Subject: Re: sort(1) opens too many files
To: Geoff Wing <gcw@pobox.com>
From: Dave Huang <khym@azeotrope.org>
List: current-users
Date: 04/06/2001 02:03:29
On Thu, 5 Apr 2001, Geoff Wing wrote:
> At the time, I had a quick look through the algorithm to see if any
> of the main stacks could have their limits bumped up, e.g. increase
> MAXFCT or MAXNUM or whatever, but didn't follow through.  I just
> presumed there would be performance issues involved as well.
> But since you're so willing to look at it . . . . :-)
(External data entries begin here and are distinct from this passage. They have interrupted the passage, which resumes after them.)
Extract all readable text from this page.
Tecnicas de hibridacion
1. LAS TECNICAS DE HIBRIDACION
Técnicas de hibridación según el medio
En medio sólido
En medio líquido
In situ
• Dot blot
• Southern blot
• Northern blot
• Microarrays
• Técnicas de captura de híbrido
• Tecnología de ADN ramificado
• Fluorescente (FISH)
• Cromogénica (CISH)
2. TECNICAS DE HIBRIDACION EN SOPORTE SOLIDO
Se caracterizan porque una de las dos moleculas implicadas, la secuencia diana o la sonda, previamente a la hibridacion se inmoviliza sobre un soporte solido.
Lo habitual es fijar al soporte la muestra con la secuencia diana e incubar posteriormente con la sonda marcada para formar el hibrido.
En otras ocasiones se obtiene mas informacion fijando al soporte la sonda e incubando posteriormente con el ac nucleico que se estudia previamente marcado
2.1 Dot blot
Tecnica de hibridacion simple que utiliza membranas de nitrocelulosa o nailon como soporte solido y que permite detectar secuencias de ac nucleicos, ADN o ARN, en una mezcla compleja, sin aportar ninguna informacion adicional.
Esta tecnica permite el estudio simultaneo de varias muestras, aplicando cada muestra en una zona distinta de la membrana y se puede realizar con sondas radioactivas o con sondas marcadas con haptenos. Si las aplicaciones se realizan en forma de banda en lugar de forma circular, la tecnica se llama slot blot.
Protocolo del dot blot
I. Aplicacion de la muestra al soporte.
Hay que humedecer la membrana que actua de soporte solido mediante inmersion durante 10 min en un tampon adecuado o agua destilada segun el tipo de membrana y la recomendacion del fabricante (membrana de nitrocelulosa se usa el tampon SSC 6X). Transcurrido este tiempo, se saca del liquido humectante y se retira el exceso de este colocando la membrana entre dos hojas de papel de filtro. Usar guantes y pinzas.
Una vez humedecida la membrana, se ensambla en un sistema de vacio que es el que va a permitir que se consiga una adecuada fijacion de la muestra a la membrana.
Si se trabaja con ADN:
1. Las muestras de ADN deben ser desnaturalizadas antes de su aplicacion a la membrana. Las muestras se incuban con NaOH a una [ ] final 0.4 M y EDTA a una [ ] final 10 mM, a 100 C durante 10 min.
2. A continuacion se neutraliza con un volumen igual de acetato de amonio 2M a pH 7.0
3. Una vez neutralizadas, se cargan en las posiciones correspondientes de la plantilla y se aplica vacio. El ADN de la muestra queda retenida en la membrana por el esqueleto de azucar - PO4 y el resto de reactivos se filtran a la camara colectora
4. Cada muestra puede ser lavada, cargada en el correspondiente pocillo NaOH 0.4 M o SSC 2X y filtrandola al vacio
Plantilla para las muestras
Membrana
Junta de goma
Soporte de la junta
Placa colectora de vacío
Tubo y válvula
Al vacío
Well, I have no idea how the algorithm works, but the temp files it
makes seem to be about DEFLLEN bytes long. If I bump that number up from
64K to 1 meg, sorting /usr/share/dict/words makes 7 ~1meg temp files,
rather than 120 or so ~64K temp files. It's a bit faster too... I
would've expected it to allocate more memory, but it doesn't seem to be
any worse; it looks like it allocates enough memory to hold the input
file.

BTW, with a DEFLLEN of 64k, sort can't sort this file, even with my
descriptor limit at the kern.maxfiles limit of 1772:

-rw-r-----  1 khym  wheel  32738031 Apr  6 01:41 mbox

# time /usr/bin/sort ~khym/mbox > /dev/null
sort: Invalid argument
7.746u 9.754s 0:47.32 36.9%     0+0k 0+1146io 0pf+0w

whereas with DEFLLEN bumped to 1 meg, it seems to work fine:
# time obj.alpha/sort ~khym/mbox > /dev/null
6.163u 3.814s 0:22.18 44.9%     0+0k 0+165io 0pf+0w

FWIW, it passes the sort regression test, except for #40, except it's
not sort's fault :)

40 (long)
awk: empty regular expression
 source line number 8
 context is
         >>> // <<<

and sure enough, it's trying to do a match on an empty regexp, which
apparently GNU awk is happy with, but real awk isn't. I assume an empty
regexp matches any line, so I just deleted the "//", and that made
everything happy.